Other Liquidated Damages Complications to Steer clear of
1. Location the liquidated damages cap too reduced (or not having a cap at all).
Caps on the complete quantity of liquidated damages are frequent in design contracts and make perception as a industrial determination to allocate risk. From the contractor’s perspective, omitting a cap on liquidated damages can leave the contractor uncovered to major danger. But although a cap on liquidated damages is realistic and market, liquidated damages capped at the contractor’s price or at way too modest a portion of the charge may not sufficiently compensate the proprietor for delays or inspire the contractor to end on time. And if the contractor hits the liquidated damages cap just before the task is concluded, there is lessened incentive for the contractor to mitigate delays. A person possibility to mitigate this problem is to negotiate for a lesser per-day liquidated damages sum but a greater cap.
2. Creating liquidated damages the “exclusive” remedy for delays.

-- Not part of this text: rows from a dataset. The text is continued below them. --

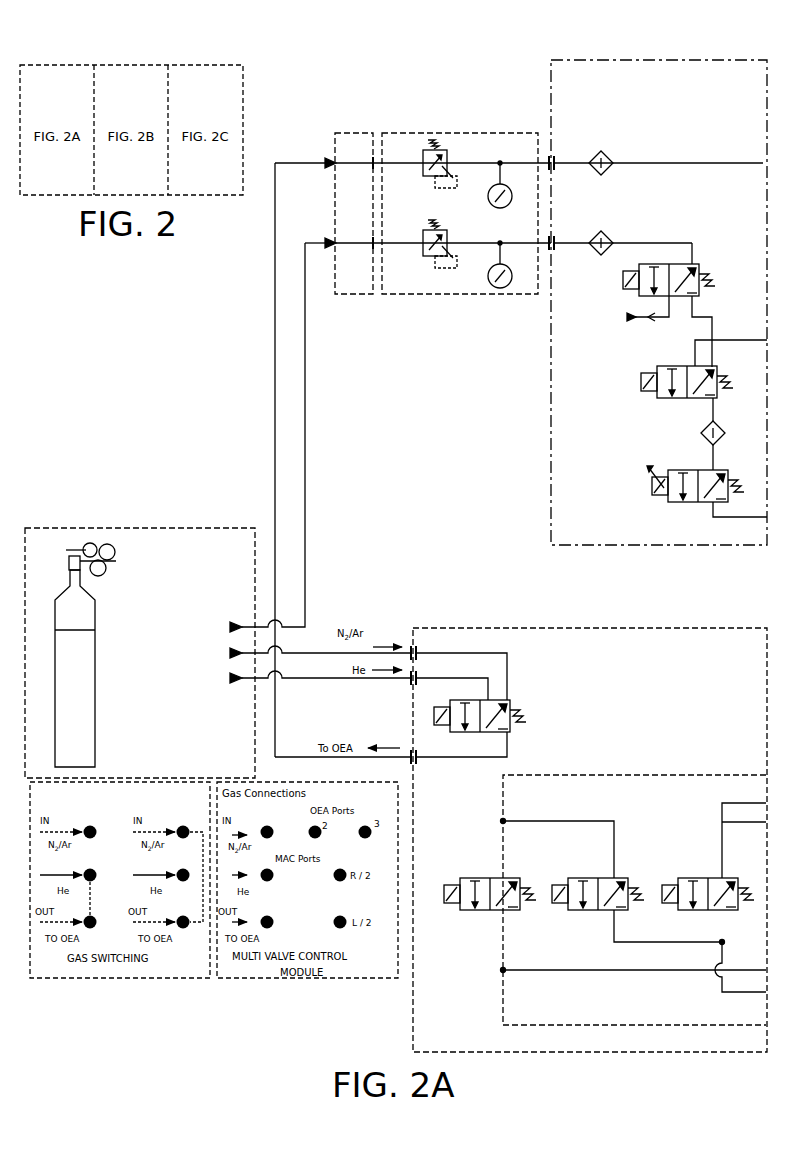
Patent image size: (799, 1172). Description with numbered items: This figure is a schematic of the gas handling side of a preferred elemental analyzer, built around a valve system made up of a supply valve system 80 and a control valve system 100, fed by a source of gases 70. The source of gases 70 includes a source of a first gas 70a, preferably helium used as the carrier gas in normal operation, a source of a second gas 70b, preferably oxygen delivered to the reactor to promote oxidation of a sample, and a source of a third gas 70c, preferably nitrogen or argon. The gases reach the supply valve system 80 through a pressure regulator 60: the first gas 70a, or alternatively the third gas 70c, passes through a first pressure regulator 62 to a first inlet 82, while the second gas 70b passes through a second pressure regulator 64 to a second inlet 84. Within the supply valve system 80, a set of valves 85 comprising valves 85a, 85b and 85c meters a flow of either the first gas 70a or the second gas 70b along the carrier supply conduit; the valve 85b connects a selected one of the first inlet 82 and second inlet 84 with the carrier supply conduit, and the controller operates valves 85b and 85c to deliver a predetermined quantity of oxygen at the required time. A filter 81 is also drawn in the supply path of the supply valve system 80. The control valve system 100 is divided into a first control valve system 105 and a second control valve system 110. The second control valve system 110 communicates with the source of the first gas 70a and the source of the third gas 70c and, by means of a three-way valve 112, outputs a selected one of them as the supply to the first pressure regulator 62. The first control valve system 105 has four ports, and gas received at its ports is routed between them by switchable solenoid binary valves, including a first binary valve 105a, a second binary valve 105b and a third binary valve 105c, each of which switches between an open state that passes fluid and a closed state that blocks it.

The pressure regulator 60 is at (443, 215).
The first pressure regulator 62 is at (478, 160).
The second pressure regulator 64 is at (478, 241).
The source of gases 70 is at (155, 528).
The source of a first gas 70a is at (205, 690).
The source of a second gas 70b is at (204, 620).
The source of a third gas 70c is at (142, 645).
The supply valve system 80 is at (637, 60).
The filter 81 is at (721, 432).
The first inlet 82 is at (556, 160).
The second inlet 84 is at (556, 240).
The set of valves 85 is at (708, 236).
The valve 85a is at (694, 262).
The valve 85b is at (695, 366).
The valve 85c is at (700, 503).
The control valve system 100 is at (497, 628).
The first control valve system 105 is at (709, 770).
The first binary valve 105a is at (452, 884).
The second binary valve 105b is at (553, 904).
The third binary valve 105c is at (672, 884).
The second control valve system 110 is at (520, 670).
The three-way valve 112 is at (513, 706).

Liquidated damages provisions are generally published to be the only damages accessible for hold off or for failure to satisfy efficiency assures. But if the clause goes further more and helps make the liquidated damages the exceptional “remedy,” it can make it harder for the owner to terminate the contractor for trigger or training other therapies if the job is delayed. Consequently, contractors could want to negotiate for “exclusive remedy” language in liquidated damages provisions to restrict their hazard if the venture is drastically delayed.
3. General performance liquidated damages that really do not tackle the condition exactly where the facility is a complete failure.

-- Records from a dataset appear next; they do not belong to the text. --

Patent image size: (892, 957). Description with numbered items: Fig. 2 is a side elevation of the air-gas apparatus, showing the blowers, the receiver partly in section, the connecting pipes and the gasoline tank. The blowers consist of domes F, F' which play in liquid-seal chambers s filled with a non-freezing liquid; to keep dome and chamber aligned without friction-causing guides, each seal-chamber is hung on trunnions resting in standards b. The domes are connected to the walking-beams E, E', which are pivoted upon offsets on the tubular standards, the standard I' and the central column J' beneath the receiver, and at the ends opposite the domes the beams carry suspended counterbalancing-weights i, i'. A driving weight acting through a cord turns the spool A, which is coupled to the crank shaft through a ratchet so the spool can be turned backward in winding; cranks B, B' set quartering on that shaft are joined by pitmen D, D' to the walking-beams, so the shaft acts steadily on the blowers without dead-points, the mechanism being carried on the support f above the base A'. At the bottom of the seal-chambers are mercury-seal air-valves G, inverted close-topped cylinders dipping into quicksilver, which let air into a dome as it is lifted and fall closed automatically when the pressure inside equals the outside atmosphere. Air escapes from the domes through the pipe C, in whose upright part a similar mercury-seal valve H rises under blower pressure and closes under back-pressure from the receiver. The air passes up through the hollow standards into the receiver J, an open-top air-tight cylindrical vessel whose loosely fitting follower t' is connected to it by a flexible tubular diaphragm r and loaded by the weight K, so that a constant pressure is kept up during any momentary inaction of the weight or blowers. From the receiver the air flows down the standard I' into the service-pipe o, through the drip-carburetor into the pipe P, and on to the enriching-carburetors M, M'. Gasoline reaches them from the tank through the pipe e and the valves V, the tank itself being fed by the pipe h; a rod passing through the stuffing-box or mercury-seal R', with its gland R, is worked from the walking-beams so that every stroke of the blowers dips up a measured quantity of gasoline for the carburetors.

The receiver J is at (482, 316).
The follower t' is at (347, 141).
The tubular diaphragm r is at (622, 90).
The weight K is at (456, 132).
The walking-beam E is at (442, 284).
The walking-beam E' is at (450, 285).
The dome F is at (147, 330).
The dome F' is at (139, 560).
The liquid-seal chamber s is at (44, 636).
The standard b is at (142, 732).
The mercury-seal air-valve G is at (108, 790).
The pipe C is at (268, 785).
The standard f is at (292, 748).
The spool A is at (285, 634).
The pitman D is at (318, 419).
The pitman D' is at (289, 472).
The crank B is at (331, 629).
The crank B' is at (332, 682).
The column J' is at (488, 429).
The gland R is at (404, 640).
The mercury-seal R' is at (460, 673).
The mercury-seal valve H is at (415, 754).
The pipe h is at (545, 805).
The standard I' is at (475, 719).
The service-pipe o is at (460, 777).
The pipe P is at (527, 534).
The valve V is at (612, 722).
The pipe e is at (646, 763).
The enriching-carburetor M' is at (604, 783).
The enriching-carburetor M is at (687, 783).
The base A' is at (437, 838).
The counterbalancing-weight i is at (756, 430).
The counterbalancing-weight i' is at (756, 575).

In idea, functionality liquidated damages on industrial assignments must compensate the Proprietor if the venture fails to pass the general performance exams. But somewhat than the job simply performing at a minimized capability, what if the challenge totally fails to produce a sellable product or service? In these kinds of cases, performance liquidated damages hardly ever appear close to compensating the owner for its true losses. Homeowners need to take into account negotiating for a least threshold that facility effectiveness should satisfy for effectiveness liquidated damages to utilize, and for the owner’s capability to recover genuine damages if the facility does not satisfy the minimum performance threshold.